Notwithstanding the ludicrous temperatures in my part of Sicily this week, (25 degrees at 6 am, and 50 at 2 pm), the rituals must go on. Now is the time when driving to work you encounter little old men parked appallingly on minor road and blind bends, harvesting capers at dawn, no doubt on the orders of ‘er indoors’. This weekend most of my acquaintances have let it be known that at dawn on Sunday they will be out scavenging wild origano – so much better than the farmed stuff. Occasionally one will invite me along knowing that my consumption wont be for all and sundry, so the risk is minimal – but usually the locations where the wild origano grows are kept secret within the closest family unit, so as not to risk the source of this kitchen staple.

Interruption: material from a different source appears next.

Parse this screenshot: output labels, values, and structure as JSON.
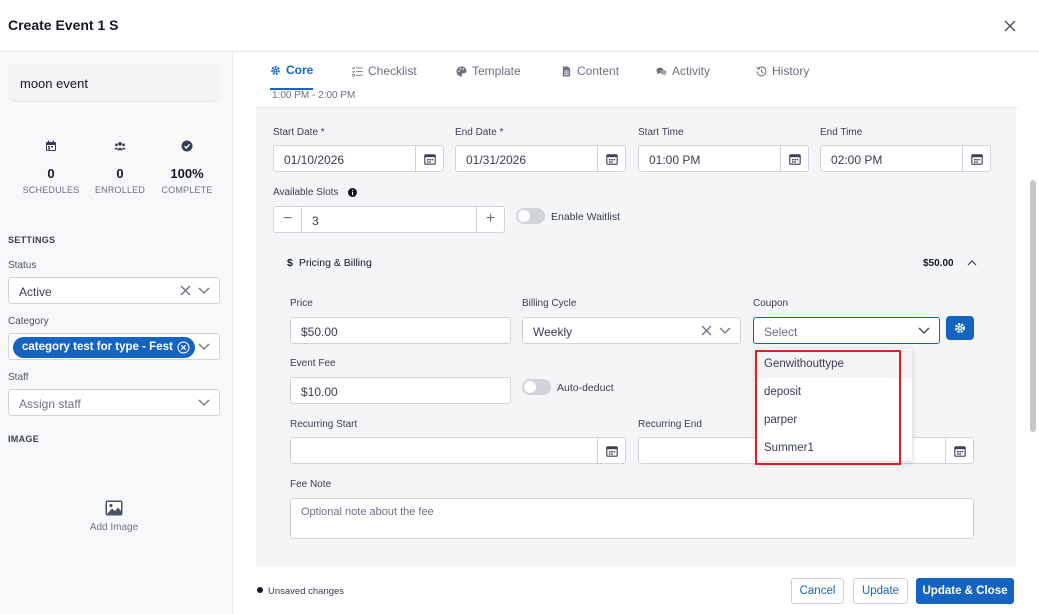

And of course the tomatoes are ready. In the waitroseland of the north, where you can spend 6 quid on 4 tomatoes clinging onto a stalk for dear life, it’s difficult to comprehend that here you can get 20kg of tomatoes for a tenner. On the facebook market place people sell crates of toms according to variety – Piccadilly, pixel or marmante – whatever you need for your salsa. Now is the time, even in high summer, where families and extended families meet up at one of the members houses in the country and set up the outdoor kitchen at dawn. A bombola of gas and a ring, a huge pan, at least 100 litres, which would put my Mum’s jam pan to shame, to heat the tomatoes. Another group sterilising and washing bottles, and a third with the machine to extract all the tomatoey goodness and discard the skins. They’ll knock out 500 bottles or so under a blazing sun, which will then be divided up according to rank.
In town little old ladies spread out tomatoes cut in half on any available wall to dry in the sun and conserve in oil, and the hardy few will make a concentrate of tomato (‘u strattu) and the local speciality, ‘capuliata’. It may be that locals want a nice new flat with garage and lift, and a full optional Jeep to take the kids to school, but scratch the surface and the peasant society which existed here till the ‘economic miracle’ in the 60’s, is alive and well. And it’s what makes Sicily unique.